Your sentence, 1'' says that "0 balls entered every pocket." You can't
translate the lojban word "no", which means the number 0, into the
English word "no" which is a logical connective, and make sense.
If you are inclined to argue about the meaning of the above sentence, I
suggest you look at page 215 of the book Logic and Prolog, Cambridge
University Press, which is where I learned about it.
I havn't digested your other comments to my any & every post, I
hope others will comment.
djer
jo...@phyast.pitt.edu
> > 1). No ball entered every pocket.
> > 2). No ball entered any pocket.
with result:
> 1'') no bolci pu nerkla ro kevna
> No ball entered every pocket.
>
> 2'') ro kevna pu se nerkla no bolci
> Every pocket was entered by zero balls.
This means that the effect of reversing the universal and negated existencial
quantifiers, that is achieved in English by changing from every to any, can
only be achieved in Lojban by actually reversing the arguments.
(This "any" is not {xe'e}.)
djer disagrees:
> GK> Its not so easy as you think. Consider this scenario: The white
> ball is marked with an X. During the course of a game it happens to get
> hit into pockets one through six.
Then you can say: su'opa bolci pu nerkla ro kevna
At least one ball (to wit, the white one)
entered every pocket
> So we can say as above in 1.), except
> for the negation:
>
> E(x)( ball(x) & All(y)( pocket(y) => entered(x,y)))
Yes.
> Notice that the other balls went into the pockets. When this sentence
> is negated as in 1), it just denies the existence of the white ball
> with the X on it, or any that behaved similarly. It doesn't say all the
> pockets are empty.
Of course not. 1'') doesn't say that either.
2) = 2'') both say that all pockets are empty.
> Your sentence, 1'' says that "0 balls entered every pocket."
Maybe the English translation is confusing, but 1'') does not say that
every pocket is empty. It simply says that the number of balls that
entered all of the six pockets is zero. If each pocket was entered by
one different ball, it is still true that {no bolci pu nerkla ro kevna}.

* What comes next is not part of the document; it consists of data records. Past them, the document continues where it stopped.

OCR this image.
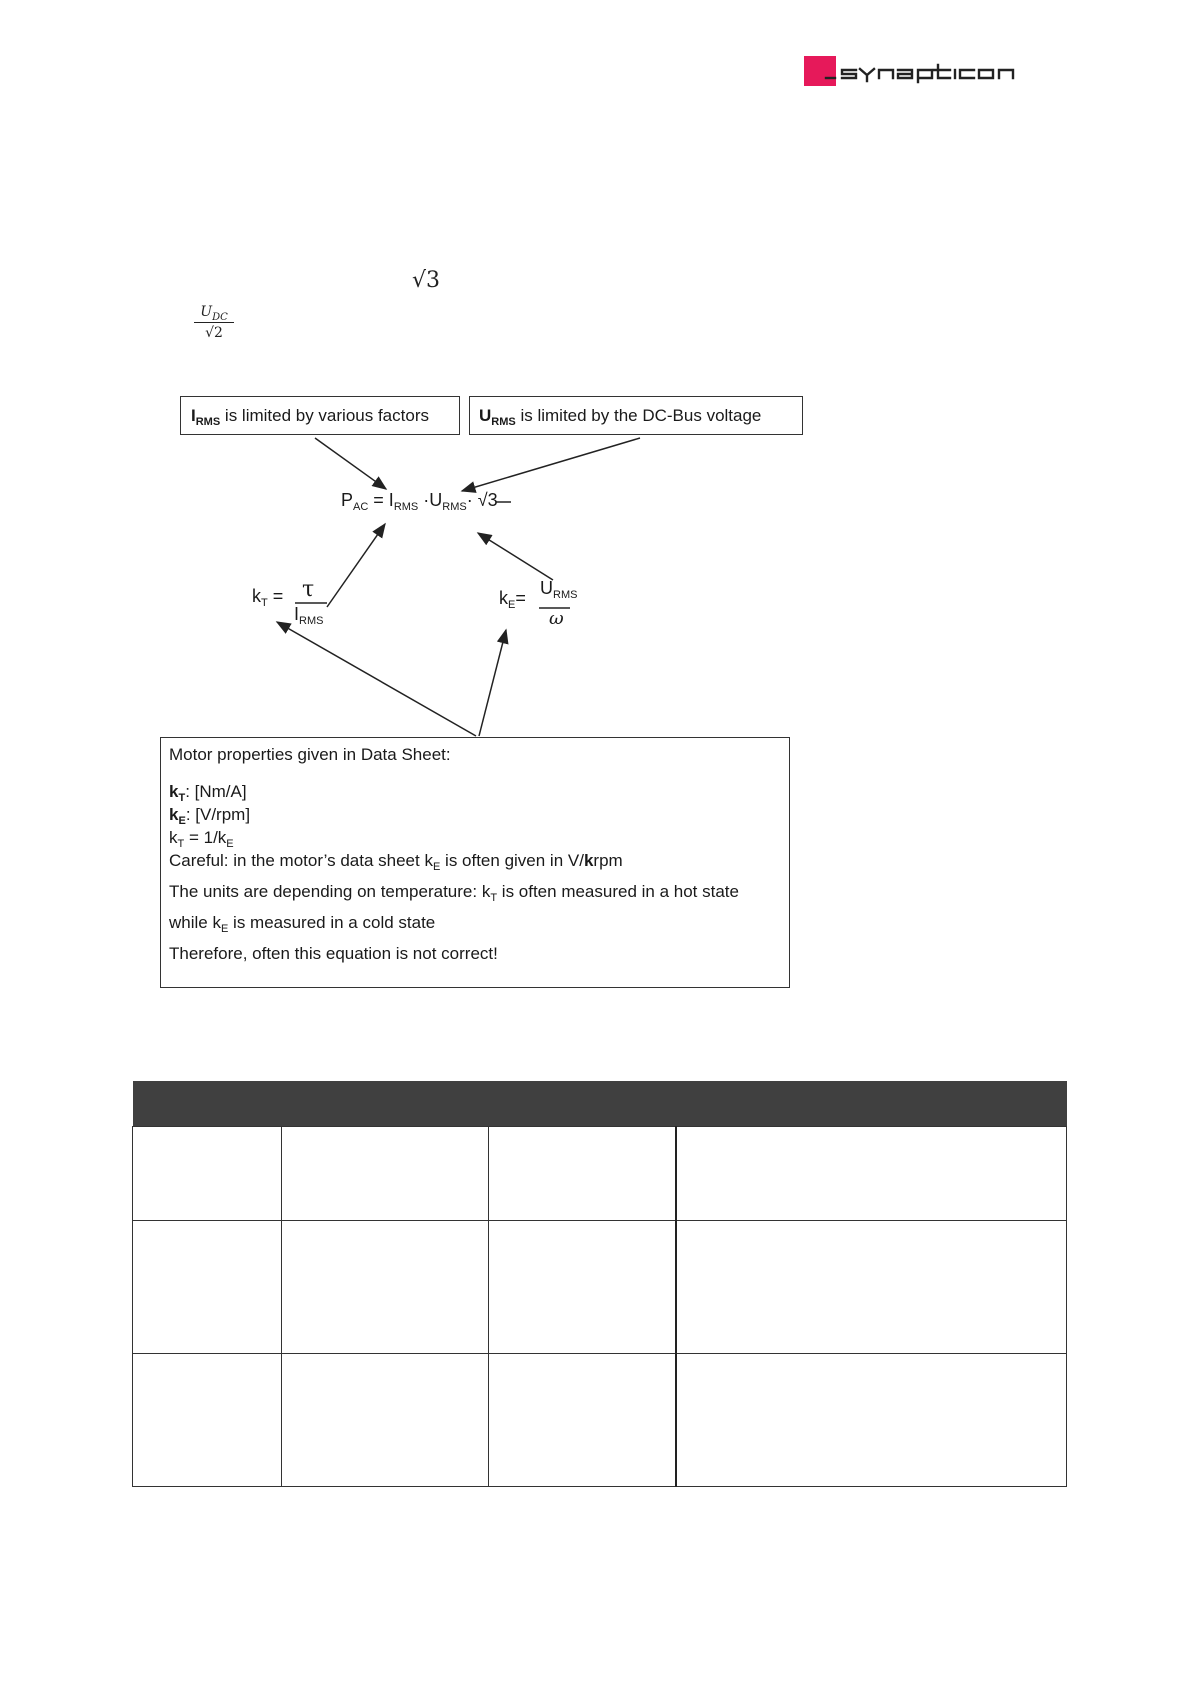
√3
$U_{DC}$
√2
$I_{RMS}$ is limited by various factors	$U_{RMS}$ is limited by the DC-Bus voltage
$P_{AC} = I_{RMS} \cdot U_{RMS}\cdot √3$
$k_T = \tau$
$I_{RMS}$
$k_E= U_{RMS}$
ω

Motor properties given in Data Sheet:

$k_T$: [Nm/A]

$k_E$: [V/rpm]

$k_T = 1/k_E$

Careful: in the motor’s data sheet $k_E$ is often given in V/krpm

The units are depending on temperature: $k_T$ is often measured in a hot state

while $k_E$ is measured in a cold state

Therefore, often this equation is not correct!
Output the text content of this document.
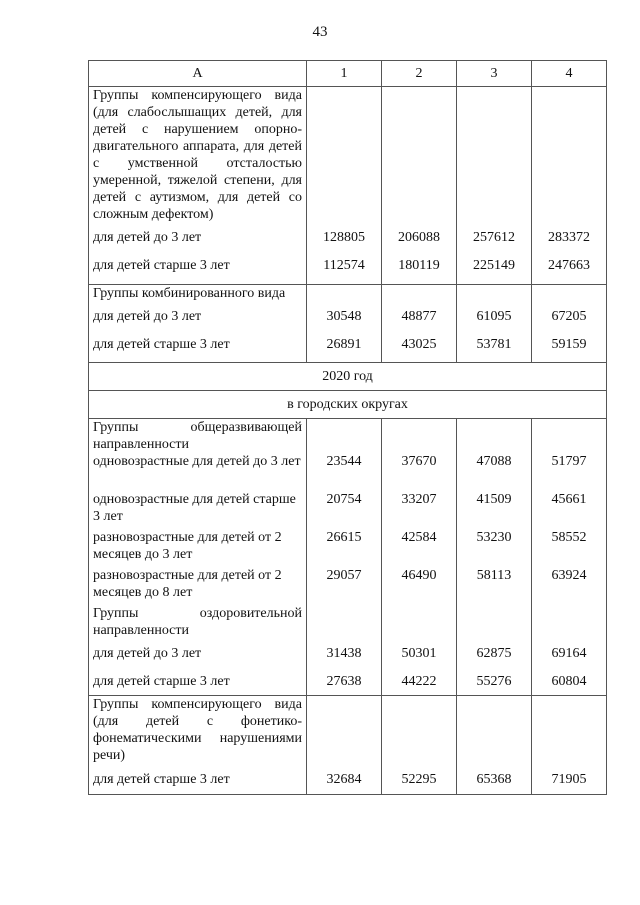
43
А	1	2	3	4
Группы компенсирующего вида (для слабослышащих детей, для детей с нарушением опорно-двигательного аппарата, для детей с умственной отсталостью умеренной, тяжелой степени, для детей с аутизмом, для детей со сложным дефектом)				
для детей до 3 лет	128805	206088	257612	283372
для детей старше 3 лет	112574	180119	225149	247663
Группы комбинированного вида				
для детей до 3 лет	30548	48877	61095	67205
для детей старше 3 лет	26891	43025	53781	59159
2020 год				
в городских округах				
Группы общеразвивающей направленности				
одновозрастные для детей до 3 лет	23544	37670	47088	51797
одновозрастные для детей старше 3 лет	20754	33207	41509	45661
разновозрастные для детей от 2 месяцев до 3 лет	26615	42584	53230	58552
разновозрастные для детей от 2 месяцев до 8 лет	29057	46490	58113	63924
Группы оздоровительной направленности				
для детей до 3 лет	31438	50301	62875	69164
для детей старше 3 лет	27638	44222	55276	60804
Группы компенсирующего вида (для детей с фонетико-фонематическими нарушениями речи)				
для детей старше 3 лет	32684	52295	65368	71905
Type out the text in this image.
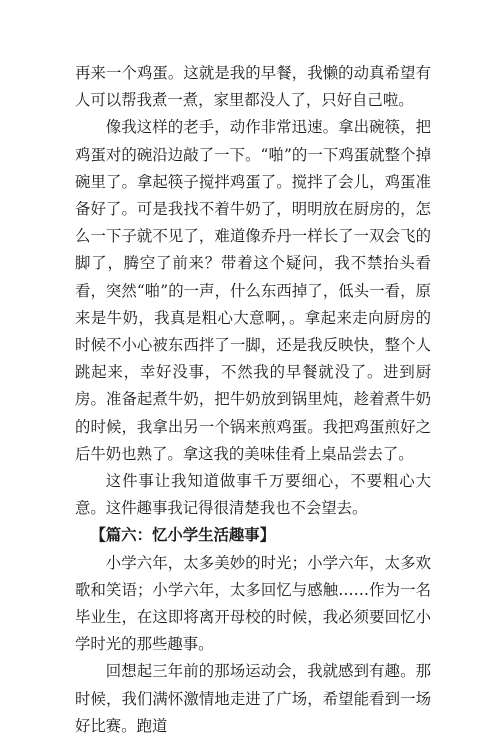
再来一个鸡蛋。这就是我的早餐，我懒的动真希望有人可以帮我煮一煮，家里都没人了，只好自己啦。

像我这样的老手，动作非常迅速。拿出碗筷，把鸡蛋对的碗沿边敲了一下。“啪”的一下鸡蛋就整个掉碗里了。拿起筷子搅拌鸡蛋了。搅拌了会儿，鸡蛋准备好了。可是我找不着牛奶了，明明放在厨房的，怎么一下子就不见了，难道像乔丹一样长了一双会飞的脚了，腾空了前来？带着这个疑问，我不禁抬头看看，突然“啪”的一声，什么东西掉了，低头一看，原来是牛奶，我真是粗心大意啊，。拿起来走向厨房的时候不小心被东西拌了一脚，还是我反映快，整个人跳起来，幸好没事，不然我的早餐就没了。进到厨房。准备起煮牛奶，把牛奶放到锅里炖，趁着煮牛奶的时候，我拿出另一个锅来煎鸡蛋。我把鸡蛋煎好之后牛奶也熟了。拿这我的美味佳肴上桌品尝去了。

这件事让我知道做事千万要细心，不要粗心大意。这件趣事我记得很清楚我也不会望去。

【篇六：忆小学生活趣事】

小学六年，太多美妙的时光；小学六年，太多欢歌和笑语；小学六年，太多回忆与感触……作为一名毕业生，在这即将离开母校的时候，我必须要回忆小学时光的那些趣事。

回想起三年前的那场运动会，我就感到有趣。那时候，我们满怀激情地走进了广场，希望能看到一场好比赛。跑道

If you say {pa bolci pu nerkla ro kevna} you claim that one ball entered
each and every pocket, the same ball. If each pocket has one ball, but
not the same one, then it is false that {pa bolci pu nerkla ro kevna},
but true that {ro kevna pu se nerkla pa bolci}.
> You can't
> translate the lojban word "no", which means the number 0, into the
> English word "no" which is a logical connective, and make sense.
Yes you can, in most cases. {noda} can always be replaced by {naku su'oda}.
If we do this in this case:
no bolci pu nerkla ro kevna
naku su'o bolci pu nerkla ro kevna
It is false that at least one ball entered every single pocket.
No ball entered every pocket.
> If you are inclined to argue about the meaning of the above sentence, I
> suggest you look at page 215 of the book Logic and Prolog, Cambridge
> University Press, which is where I learned about it.
I don't understand your comment. Sentences 1) and 2) mean two different
things. I don't see that we have any disagreement on what the English
sentences mean, so what can I check in that book? What we seem to disagree
on is the meaning of the Lojban sentence 1'').
Jorge